Это был вид, но не вид на жительство, а вид на право идти без остановок. Законный вид на бродяжничество, волчий паспорт, с которым всякий обладателя его имеет право гнать из-под своей крыши, из селения, из города. Я целиком списал этот вид и привожу дословно:
«Проходное свидетельство, данное из Ростовского Полицейского Управления, Ярославской губернии, административно высланному из Петербурга петербургскому мещанину Алексею Григорьеву Петрову, на свободный проход до г. Енотаевска, Астраханской губернии, в поверстный срок с тем, чтобы он с этим свидетельством нигде не проживал и не останавливался, кроме ночлегов, встретившихся на пути, и по прибытии в г. Енотаевск явился в тамошнее полицейское управление и предъявил проходное свидетельство. Июля 30 дня 1882 г.».
Затем стояла подпись, которую, как и все подписи на документах, разобрать было невозможно. Я возвратил вид на бродяжничество и спросил:
— Почему именно в Енотаевск?
— Да вот в Енотаевск, чтобы ему ни дна ни покрышки…
— Кому ему? Енотаевску?
— Нет, чиновнику.
— Какому?
— Да в Ростове. Вывели нас из каталажки, поставили всех в канцелярии. А он вышел, да и давай назначать кого куда. Одного в Бердичев, другого в Вологду, третьего в Майкоп, четвертого в Мариуполь. Потом позабыл город, потребовал календарь, посмотрел в него, взглянул на меня да и скомандовал:
— В Енотаевск его пиши.
— И остальных по календарю, в города, которые называются почуднее, разослал… Шутник.

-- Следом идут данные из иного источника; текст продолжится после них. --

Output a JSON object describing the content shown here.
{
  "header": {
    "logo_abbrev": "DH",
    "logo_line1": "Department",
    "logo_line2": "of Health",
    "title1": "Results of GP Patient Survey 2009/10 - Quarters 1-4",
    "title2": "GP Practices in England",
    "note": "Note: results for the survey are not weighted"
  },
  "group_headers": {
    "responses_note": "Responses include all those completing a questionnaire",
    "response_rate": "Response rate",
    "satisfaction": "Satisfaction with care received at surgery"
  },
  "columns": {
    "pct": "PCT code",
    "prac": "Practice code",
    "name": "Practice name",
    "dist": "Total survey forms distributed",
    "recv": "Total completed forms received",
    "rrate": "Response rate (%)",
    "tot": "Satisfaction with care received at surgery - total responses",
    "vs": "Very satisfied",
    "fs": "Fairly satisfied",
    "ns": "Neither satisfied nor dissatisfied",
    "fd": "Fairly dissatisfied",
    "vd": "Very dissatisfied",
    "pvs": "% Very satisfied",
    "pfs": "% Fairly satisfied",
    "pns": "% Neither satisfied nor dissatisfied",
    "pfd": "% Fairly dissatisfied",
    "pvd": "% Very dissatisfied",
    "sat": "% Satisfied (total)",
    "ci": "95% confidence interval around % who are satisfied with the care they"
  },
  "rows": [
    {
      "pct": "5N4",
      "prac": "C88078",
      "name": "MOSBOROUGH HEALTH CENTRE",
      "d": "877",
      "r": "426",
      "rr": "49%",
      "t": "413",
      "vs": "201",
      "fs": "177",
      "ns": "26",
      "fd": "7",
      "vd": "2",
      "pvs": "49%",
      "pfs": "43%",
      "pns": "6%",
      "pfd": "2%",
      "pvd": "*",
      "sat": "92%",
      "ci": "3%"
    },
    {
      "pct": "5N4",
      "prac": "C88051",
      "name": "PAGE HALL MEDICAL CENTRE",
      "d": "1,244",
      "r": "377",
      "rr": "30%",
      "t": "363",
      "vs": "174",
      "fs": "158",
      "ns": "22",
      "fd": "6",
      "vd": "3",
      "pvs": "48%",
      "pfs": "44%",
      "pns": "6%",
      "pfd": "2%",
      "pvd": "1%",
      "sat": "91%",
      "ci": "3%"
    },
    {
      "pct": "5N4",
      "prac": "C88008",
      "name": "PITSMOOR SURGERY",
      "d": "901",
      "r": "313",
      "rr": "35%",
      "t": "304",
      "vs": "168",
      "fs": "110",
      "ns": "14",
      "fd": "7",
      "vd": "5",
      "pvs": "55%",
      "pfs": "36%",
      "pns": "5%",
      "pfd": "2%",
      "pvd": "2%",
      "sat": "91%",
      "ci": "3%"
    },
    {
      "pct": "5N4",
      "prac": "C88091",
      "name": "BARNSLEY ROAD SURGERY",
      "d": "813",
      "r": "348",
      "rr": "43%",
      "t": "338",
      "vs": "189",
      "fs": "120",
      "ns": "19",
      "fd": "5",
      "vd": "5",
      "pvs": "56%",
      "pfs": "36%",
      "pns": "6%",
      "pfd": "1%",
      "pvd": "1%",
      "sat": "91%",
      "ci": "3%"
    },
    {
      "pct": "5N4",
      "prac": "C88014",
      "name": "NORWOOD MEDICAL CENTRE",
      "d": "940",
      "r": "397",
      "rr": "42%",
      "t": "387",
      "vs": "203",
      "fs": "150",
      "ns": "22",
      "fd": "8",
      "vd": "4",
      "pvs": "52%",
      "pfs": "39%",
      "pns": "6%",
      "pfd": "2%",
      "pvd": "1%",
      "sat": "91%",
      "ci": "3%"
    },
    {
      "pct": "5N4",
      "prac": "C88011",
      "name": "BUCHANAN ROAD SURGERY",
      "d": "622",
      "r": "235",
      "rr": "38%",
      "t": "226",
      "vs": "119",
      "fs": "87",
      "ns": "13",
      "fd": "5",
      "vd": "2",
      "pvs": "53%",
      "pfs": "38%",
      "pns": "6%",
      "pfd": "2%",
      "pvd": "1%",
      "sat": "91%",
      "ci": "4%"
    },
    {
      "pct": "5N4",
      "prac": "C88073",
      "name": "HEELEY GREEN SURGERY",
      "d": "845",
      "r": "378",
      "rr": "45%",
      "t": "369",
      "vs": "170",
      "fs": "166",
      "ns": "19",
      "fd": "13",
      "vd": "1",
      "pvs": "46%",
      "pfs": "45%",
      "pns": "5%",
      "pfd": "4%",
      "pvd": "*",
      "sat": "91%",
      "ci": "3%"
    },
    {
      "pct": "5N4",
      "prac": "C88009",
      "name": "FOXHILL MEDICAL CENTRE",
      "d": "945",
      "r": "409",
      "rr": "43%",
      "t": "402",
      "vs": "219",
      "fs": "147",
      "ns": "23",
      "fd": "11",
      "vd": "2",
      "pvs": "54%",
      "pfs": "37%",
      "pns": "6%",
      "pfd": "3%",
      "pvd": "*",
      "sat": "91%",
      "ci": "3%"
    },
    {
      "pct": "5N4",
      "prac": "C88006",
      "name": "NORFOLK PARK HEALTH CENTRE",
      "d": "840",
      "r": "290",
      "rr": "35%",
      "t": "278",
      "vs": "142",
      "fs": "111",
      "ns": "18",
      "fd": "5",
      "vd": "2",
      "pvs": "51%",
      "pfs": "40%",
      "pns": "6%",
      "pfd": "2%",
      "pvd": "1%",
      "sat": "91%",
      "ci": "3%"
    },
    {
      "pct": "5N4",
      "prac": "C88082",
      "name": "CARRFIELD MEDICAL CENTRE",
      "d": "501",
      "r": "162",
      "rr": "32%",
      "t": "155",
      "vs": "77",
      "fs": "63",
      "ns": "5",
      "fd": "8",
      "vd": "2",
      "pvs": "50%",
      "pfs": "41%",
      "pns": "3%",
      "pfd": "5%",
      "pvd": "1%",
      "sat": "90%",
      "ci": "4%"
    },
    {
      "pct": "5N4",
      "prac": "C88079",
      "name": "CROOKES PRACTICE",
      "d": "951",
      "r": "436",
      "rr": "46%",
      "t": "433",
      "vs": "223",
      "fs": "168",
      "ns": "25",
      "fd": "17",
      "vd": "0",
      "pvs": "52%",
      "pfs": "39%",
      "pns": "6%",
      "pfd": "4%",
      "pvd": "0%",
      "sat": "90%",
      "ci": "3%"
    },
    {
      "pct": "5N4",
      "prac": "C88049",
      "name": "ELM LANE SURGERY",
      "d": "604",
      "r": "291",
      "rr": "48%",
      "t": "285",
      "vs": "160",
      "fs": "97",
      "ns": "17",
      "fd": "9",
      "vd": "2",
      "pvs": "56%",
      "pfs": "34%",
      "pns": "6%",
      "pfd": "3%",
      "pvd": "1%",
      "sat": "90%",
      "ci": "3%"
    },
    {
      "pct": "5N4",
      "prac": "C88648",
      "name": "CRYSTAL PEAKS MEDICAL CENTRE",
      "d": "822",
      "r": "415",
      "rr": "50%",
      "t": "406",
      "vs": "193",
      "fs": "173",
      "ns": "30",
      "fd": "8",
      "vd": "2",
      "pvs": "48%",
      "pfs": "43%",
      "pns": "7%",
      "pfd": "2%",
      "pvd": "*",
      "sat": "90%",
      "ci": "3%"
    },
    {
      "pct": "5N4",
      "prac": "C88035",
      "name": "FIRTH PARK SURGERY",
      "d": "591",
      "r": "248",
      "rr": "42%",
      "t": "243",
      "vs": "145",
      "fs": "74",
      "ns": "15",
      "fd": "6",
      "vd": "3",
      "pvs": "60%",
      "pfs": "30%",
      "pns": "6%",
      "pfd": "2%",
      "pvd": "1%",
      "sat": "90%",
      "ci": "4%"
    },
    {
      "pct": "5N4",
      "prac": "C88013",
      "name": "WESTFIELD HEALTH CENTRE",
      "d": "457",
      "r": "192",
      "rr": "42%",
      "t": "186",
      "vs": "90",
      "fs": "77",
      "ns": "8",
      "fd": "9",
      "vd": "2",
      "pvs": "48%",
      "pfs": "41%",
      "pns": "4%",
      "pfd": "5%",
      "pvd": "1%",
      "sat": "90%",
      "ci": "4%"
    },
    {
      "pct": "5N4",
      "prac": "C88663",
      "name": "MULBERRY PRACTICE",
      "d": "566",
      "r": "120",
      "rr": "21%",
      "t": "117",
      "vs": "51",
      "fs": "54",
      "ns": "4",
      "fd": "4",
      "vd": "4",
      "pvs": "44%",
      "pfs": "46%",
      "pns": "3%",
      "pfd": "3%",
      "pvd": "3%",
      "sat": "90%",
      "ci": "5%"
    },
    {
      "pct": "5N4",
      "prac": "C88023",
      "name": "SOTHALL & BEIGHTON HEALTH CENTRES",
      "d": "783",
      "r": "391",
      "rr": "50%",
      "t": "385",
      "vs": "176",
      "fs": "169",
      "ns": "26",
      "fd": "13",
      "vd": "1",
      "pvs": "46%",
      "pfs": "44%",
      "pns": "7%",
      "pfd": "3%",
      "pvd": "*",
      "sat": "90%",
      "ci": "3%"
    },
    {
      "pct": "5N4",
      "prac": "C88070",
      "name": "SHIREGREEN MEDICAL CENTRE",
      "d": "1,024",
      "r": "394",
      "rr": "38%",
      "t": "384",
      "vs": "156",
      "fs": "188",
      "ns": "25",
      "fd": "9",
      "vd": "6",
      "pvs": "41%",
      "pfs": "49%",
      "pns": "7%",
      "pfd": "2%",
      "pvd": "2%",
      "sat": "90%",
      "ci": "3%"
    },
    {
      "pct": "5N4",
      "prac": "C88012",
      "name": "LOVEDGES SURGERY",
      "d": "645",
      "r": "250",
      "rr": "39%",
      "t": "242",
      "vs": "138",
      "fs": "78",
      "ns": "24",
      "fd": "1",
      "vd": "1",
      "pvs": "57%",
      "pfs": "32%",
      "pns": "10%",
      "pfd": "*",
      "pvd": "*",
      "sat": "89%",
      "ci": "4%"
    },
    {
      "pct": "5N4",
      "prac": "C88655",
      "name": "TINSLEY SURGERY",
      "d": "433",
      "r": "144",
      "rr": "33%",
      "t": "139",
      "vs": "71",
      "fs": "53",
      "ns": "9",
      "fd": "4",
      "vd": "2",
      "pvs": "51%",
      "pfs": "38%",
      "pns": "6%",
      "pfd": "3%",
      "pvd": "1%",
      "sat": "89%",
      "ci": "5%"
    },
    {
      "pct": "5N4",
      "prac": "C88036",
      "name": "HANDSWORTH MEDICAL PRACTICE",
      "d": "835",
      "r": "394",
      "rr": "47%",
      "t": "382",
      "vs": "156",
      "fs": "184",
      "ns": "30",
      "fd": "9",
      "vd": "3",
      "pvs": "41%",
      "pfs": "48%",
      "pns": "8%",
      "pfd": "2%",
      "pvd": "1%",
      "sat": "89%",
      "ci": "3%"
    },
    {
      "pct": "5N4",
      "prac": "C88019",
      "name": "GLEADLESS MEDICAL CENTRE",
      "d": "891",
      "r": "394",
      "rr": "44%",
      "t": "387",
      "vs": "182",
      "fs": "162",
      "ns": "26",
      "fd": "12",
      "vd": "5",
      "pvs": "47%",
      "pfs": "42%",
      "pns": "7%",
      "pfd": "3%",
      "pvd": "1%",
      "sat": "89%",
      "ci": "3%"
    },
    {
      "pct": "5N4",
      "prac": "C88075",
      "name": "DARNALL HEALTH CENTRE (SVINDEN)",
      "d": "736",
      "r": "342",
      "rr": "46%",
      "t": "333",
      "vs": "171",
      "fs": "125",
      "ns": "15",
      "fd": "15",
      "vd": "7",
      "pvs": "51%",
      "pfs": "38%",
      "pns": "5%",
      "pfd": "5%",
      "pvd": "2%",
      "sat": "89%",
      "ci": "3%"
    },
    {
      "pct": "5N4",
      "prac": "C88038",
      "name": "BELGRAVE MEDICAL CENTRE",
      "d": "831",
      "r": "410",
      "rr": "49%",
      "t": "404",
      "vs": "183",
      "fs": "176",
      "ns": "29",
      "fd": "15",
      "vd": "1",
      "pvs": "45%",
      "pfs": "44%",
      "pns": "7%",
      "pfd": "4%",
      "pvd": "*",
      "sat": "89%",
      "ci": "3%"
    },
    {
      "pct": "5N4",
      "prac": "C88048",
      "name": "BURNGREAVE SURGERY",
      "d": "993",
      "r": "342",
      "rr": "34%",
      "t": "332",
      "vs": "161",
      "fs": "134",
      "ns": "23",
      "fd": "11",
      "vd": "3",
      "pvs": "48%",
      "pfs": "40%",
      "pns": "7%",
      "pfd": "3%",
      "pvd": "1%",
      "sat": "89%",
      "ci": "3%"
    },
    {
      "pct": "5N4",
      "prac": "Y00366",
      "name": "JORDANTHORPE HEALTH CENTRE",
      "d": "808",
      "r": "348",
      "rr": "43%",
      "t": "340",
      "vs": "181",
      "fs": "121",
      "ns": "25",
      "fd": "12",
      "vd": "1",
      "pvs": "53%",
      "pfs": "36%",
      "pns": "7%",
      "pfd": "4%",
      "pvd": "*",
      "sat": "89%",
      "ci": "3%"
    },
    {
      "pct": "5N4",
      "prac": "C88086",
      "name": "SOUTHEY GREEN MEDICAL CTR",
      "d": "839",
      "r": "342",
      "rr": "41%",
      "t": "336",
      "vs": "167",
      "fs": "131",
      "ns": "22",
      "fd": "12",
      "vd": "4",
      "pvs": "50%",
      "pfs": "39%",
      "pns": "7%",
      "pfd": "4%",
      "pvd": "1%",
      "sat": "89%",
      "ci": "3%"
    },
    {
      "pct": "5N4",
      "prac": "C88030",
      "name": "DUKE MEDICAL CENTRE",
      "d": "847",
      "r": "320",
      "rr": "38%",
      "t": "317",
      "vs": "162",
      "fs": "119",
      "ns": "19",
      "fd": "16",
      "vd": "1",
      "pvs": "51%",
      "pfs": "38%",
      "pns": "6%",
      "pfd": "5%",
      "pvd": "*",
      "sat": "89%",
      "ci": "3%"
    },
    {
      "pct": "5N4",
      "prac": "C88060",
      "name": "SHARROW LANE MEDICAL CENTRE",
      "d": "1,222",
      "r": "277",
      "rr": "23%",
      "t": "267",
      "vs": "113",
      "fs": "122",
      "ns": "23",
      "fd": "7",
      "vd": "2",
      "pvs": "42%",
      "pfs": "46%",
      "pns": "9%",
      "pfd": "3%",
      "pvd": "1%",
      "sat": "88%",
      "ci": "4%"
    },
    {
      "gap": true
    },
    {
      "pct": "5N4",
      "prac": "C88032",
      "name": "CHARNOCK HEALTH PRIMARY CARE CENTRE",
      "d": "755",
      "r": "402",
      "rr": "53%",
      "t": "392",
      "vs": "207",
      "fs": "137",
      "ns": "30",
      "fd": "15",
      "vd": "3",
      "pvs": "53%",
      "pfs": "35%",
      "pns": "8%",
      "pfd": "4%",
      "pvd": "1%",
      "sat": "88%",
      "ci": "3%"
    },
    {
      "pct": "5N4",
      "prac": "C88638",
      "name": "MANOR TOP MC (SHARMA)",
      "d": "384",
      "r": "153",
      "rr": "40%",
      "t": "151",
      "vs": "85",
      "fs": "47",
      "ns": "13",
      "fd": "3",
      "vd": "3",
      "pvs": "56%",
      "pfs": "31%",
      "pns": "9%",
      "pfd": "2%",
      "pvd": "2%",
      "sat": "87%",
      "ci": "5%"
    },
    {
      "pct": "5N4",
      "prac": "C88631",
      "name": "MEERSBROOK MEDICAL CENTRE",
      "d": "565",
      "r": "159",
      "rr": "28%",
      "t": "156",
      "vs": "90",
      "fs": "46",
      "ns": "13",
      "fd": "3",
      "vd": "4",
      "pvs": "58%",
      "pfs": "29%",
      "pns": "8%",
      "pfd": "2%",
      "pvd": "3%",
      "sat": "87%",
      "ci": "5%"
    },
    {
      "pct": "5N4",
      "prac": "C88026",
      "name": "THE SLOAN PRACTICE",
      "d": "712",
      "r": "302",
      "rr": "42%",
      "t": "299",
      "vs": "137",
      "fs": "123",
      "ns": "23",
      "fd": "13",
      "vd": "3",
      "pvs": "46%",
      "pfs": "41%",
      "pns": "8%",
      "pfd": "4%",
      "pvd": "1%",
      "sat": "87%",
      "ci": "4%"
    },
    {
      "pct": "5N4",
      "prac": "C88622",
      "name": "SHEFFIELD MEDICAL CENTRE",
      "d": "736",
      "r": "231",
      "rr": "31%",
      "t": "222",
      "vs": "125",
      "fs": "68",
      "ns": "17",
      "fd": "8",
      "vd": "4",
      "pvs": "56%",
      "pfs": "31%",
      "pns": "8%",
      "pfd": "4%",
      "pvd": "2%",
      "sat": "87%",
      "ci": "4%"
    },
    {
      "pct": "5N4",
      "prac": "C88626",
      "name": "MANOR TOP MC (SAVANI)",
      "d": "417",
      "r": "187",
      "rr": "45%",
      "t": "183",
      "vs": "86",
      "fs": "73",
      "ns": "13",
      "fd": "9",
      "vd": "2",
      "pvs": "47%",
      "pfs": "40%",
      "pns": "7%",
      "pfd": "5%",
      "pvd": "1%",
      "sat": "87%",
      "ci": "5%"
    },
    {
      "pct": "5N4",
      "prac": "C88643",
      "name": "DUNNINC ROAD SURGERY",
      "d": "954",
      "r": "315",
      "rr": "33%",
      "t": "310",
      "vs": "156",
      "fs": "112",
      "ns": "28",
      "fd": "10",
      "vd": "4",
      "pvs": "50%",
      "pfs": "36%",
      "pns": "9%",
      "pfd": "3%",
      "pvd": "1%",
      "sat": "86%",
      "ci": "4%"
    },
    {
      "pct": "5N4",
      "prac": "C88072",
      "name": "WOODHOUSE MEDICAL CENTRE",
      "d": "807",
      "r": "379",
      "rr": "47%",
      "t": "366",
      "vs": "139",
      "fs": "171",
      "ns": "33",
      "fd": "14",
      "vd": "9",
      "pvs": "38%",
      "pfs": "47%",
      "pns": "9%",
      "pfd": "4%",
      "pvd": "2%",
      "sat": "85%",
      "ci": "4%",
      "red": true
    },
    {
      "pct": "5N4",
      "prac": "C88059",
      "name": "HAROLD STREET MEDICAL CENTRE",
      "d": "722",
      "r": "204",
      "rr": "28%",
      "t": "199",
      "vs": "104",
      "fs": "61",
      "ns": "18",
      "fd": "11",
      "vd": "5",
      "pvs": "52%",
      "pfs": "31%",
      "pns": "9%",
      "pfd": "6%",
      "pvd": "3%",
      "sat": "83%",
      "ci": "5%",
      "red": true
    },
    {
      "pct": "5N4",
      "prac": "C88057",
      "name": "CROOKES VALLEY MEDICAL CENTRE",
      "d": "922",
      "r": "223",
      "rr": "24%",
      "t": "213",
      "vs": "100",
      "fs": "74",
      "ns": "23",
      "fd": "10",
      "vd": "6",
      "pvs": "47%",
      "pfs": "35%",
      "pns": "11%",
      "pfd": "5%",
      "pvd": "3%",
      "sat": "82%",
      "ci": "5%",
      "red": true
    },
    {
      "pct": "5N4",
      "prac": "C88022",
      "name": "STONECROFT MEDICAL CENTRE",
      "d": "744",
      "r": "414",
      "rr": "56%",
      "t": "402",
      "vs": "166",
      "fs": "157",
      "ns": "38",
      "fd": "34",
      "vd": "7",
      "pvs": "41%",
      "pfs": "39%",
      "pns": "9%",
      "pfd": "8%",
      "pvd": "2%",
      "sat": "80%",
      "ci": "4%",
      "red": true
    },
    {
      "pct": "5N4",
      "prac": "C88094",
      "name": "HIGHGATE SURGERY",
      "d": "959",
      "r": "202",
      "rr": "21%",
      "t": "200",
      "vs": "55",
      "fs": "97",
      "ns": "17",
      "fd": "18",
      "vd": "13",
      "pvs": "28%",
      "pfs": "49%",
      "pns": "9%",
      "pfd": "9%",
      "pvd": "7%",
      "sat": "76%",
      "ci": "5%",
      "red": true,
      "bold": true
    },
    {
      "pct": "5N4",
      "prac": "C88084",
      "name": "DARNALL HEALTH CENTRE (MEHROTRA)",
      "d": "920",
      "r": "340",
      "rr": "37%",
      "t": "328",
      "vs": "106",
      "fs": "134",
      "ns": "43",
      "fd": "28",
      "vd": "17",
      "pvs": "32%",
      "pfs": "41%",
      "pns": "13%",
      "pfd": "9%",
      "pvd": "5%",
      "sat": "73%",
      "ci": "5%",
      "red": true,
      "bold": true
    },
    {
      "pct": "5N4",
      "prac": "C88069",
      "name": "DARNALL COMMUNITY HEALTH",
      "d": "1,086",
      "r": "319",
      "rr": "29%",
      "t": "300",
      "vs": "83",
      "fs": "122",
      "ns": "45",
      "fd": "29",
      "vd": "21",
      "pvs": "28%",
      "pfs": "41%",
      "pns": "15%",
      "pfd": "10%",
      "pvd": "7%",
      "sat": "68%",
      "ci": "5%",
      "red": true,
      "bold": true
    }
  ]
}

— За что ж тебя из Петербурга турнули?
— Из-за дворника. Дворнику как-то на пару пива не дал, он и обещал попомнить. Ну, и попомнил. На заводе у нас беспорядки были, и я тоже в толпе был и не шумел, а вот попал. Когда стали арестовывать, дворник и попомнил, указал на меня. На восемь лет и выслали… четыре года хожу, а четыре еще осталось.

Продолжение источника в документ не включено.